Shares of the e-commerce giant, backed by SoftBank Group Corp., surged as they began trading in New York on Thursday. The South Korean company—dubbed “Korea’s Amazon”—is valued at more than $95 billion, giving Kim, 42, a stake worth almost $10 billion, according to the Bloomberg Billionaires Index.
Coupang is Korea’s largest listing and the biggest by an Asian company on a U.S. exchange since Alibaba Group Holding Ltd. While it’s still loss-making, revenue almost doubled last year as the pandemic boosted online shopping.
“Our slogan from the early days of the company was to create a world where customers ask this one question, which is ‘How do I ever live without Coupang?’” Kim said in a panel discussion organized by the Milken Institute in 2019. He went on to say it was investors such as SoftBank that helped Coupang embark on building a “long-term play” for customers.
The company priced its share offering above a marketed range, raising $4.6 billion and valuing the company at approximately $60 billion.
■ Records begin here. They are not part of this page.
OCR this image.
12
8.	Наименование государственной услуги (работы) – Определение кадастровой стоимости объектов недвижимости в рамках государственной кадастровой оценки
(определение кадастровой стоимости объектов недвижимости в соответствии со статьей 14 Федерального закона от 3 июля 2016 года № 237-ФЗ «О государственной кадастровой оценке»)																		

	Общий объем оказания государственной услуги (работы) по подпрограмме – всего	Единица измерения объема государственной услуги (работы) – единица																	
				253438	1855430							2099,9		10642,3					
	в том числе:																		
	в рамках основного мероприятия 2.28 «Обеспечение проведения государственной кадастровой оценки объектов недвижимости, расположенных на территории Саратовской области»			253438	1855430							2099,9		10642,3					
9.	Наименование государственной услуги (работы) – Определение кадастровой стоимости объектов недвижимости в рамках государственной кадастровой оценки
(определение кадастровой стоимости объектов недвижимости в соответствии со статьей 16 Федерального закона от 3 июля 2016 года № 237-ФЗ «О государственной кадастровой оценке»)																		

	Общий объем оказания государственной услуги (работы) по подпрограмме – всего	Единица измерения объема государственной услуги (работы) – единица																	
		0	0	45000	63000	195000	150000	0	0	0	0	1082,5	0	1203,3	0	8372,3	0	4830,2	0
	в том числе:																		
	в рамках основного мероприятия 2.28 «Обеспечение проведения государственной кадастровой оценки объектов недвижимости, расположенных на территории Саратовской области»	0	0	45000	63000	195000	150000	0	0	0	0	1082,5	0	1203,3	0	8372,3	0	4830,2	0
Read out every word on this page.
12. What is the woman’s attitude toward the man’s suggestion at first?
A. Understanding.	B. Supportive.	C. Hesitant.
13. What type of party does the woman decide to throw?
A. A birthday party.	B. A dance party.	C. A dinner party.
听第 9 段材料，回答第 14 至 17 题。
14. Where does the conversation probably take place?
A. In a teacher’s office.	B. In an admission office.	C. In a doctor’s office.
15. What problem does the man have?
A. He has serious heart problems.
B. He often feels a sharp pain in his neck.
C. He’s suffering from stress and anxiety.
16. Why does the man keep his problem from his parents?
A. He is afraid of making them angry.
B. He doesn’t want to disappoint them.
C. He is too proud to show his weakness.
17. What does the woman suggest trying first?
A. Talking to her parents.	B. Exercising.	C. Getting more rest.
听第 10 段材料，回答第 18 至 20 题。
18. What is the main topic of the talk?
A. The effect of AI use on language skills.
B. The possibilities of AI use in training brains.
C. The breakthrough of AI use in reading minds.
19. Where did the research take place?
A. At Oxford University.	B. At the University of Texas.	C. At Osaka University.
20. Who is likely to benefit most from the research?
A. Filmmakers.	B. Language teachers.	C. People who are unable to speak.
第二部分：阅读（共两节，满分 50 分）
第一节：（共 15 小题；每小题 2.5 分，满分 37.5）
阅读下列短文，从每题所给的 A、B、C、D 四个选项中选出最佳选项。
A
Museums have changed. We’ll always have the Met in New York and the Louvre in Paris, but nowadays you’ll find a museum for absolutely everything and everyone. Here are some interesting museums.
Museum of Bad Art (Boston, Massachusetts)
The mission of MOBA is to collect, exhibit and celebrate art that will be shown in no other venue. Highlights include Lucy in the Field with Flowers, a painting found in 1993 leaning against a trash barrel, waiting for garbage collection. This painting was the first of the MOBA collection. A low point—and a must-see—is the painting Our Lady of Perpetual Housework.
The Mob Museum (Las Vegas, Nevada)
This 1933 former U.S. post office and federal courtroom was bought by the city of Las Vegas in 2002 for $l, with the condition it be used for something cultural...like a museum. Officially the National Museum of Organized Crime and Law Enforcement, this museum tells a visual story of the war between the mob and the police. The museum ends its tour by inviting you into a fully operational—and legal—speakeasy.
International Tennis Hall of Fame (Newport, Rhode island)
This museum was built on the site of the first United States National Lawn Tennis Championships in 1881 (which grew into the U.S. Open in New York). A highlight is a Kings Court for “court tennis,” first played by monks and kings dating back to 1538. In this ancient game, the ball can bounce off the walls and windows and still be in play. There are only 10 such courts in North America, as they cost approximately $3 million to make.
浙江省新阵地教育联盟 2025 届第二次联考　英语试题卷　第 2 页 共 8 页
Its shares traded as high as $69 on Thursday before dropping to $56.80 at 12:43 p.m. in New York, 62% above its offering price.
SoftBank is the largest Coupang shareholder with a 35% stake worth more than $32 billion. The Japanese conglomerate injected $1 billion in Coupang in 2015, and its Vision Fund put in another $2 billion three years later.
Other early investors include BlackRock Inc., Neil Mehta’s Greenoaks Capital and Rose Park Advisors, a venture capital firm co-founded by late Harvard professor Clayton Christensen and his son, Matt. They led a $300 million financing round in 2014 and their combined stake is now worth almost $15 billion.
Coupang is said to have handpicked a limited number of investors for the IPO allocation. An unusually large proportion of investors who placed orders ended up getting no allocation, according to people with knowledge of the matter.
A Coupang representative declined to comment for this story.
Born in Seoul, Kim moved to the U.S. when he was in middle school and later obtained U.S. nationality. While doing government studies at Harvard University, he started a student publication called Current Magazine discussing ideas from writers across colleges, which he sold to Newsweek in 2001. After trying other ventures -- he sold another media company in 2009 -- and dropping out of a Harvard MBA, he went back to Korea. Inspired by Groupon Inc.’s business model, he set up Coupang in 2010, and the company grew to become the nation’s first unicorn in 2014.